SIR Ben Ainslie’s Ineos Team UK is leading the 2021 Prada Challenger Selection Series after securing four wins from four races as competitors fight to challenge for the America’s Cup in Auckland, New Zealand.

Having been humiliated in a pre-Christmas warm-up regatta, Sir Ben – who became the first-ever freeman of Lymington and Pennington after his London 2012 Olympics heroics – shocked the sailing world with a dominant start to the qualifying race.

Britannia struggled in last month’s World Series, suffering from mechanical issues before retiring from the second race. The series ended with the British boat losing all six of its races.

However, the British team is now one race win away from a securing a place in the Prada Cup final after winning its first four races before its American rivals pulled out of the remainder of the opening round robin.

The decision came after a dramatic incident which saw New York Yacht Club’s American Magic race boat Patriot fly into the air, before crashing into the water and capsizing.

This means that Ineos Team UK and Luna Rossa will battle it out for the top spot in the Prada Cup final, with the Ineos boat 4-2 ahead.

The two will race each other two more times – with the first due to have taken place early this morning (Friday) and the second on Sunday – and a win for Ineos in either will see them automatically qualify for the Prada Cup final.

If the Italians win both remaining heats to level the scores at 4-4, they will progress to the final as the winner of the last race.

Sir Ben Ainslie (picture: COR 36|Studio Borlenghi)
Sir Ben Ainslie (picture: COR 36|Studio Borlenghi)

The Prada Cup winner will then proceed to the America’s Cup contest on 6th March to face holders Team New Zealand.

The Americans hope to complete repairs in time for the Prada Cup repêchage round, starting on 29th January.

This will see the second and third-placed boats face each other for a spot in the final.

Eleven-time world champion Sir Ben, who is an honorary life member of the Royal Lymington Yacht Club, said about the capsizing: “I don’t know much about what happened. I’ve seen a video of the manoeuvre, and it’s just horrific.

“You don’t want to see that happen to anyone, but I think everyone is okay, which is the primary concern.

“We go out there and race hard against each other, but this is a sporting contest, and we want everyone to be safe, and we want everyone to be racing.”

Sir Ben is joined onboard Britannia by Richard Mason, who grew up in Lymington and now lives in Southbourne. Richard learned to sail at Salterns Sailing Club and has been involved with the preparations over the last year.

The boat was built in Hythe by Carrington Boats, owned by Lymington resident Jason Carrington.

Sir Ben is the most successful sailor in Olympic history after winning medals at five consecutive Olympics from 1996 onwards. This includes four gold medals at Sydney, Athens, Beijing and London between 2000 and 2012.

In 2013 he lifted the America’s Cup with Oracle Team USA when the US team defeated Team New Zealand in San Francisco.

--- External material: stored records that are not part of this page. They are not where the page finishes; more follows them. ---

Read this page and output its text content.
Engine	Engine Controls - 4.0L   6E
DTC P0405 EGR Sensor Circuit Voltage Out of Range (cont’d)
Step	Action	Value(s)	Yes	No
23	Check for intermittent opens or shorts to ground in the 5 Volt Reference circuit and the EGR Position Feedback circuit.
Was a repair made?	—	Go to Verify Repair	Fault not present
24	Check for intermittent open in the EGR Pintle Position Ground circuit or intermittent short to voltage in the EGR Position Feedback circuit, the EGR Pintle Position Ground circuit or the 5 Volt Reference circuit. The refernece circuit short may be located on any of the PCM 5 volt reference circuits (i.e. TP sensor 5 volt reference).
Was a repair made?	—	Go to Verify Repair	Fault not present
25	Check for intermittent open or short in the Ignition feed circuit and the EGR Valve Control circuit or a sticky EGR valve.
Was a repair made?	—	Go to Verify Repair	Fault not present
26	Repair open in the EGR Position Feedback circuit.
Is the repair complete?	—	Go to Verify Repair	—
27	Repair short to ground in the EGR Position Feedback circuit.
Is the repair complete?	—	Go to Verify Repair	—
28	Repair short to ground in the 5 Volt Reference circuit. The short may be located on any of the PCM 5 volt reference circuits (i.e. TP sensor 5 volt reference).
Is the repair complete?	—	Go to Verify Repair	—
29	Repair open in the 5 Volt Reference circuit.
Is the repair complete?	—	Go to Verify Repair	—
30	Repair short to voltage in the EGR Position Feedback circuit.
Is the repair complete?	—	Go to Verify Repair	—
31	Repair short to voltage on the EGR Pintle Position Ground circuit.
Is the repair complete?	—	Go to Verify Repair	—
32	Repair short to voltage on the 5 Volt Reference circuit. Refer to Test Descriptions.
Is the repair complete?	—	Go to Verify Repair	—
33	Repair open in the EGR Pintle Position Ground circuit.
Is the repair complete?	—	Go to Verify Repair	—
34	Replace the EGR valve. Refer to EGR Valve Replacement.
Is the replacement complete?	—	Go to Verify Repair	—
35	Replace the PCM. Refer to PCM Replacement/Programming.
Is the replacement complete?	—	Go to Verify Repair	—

Should the Ineos outfit make it to the America’s Cup, it will be the first British team to do so since Tony Boyden’s Sovereign raced the Americans in the 1964 contest off Rhode Island.

On that occasion the British team, skippered by Paul Anderson, was comprehensively beaten 4-0 by the American defending champions, Constellation, skippered by Eric Bidder.

This year’s race will be the first time the world’s oldest international sporting trophy will be raced on 75-foot foiling monohulls, which lift out of the water to reduce drag.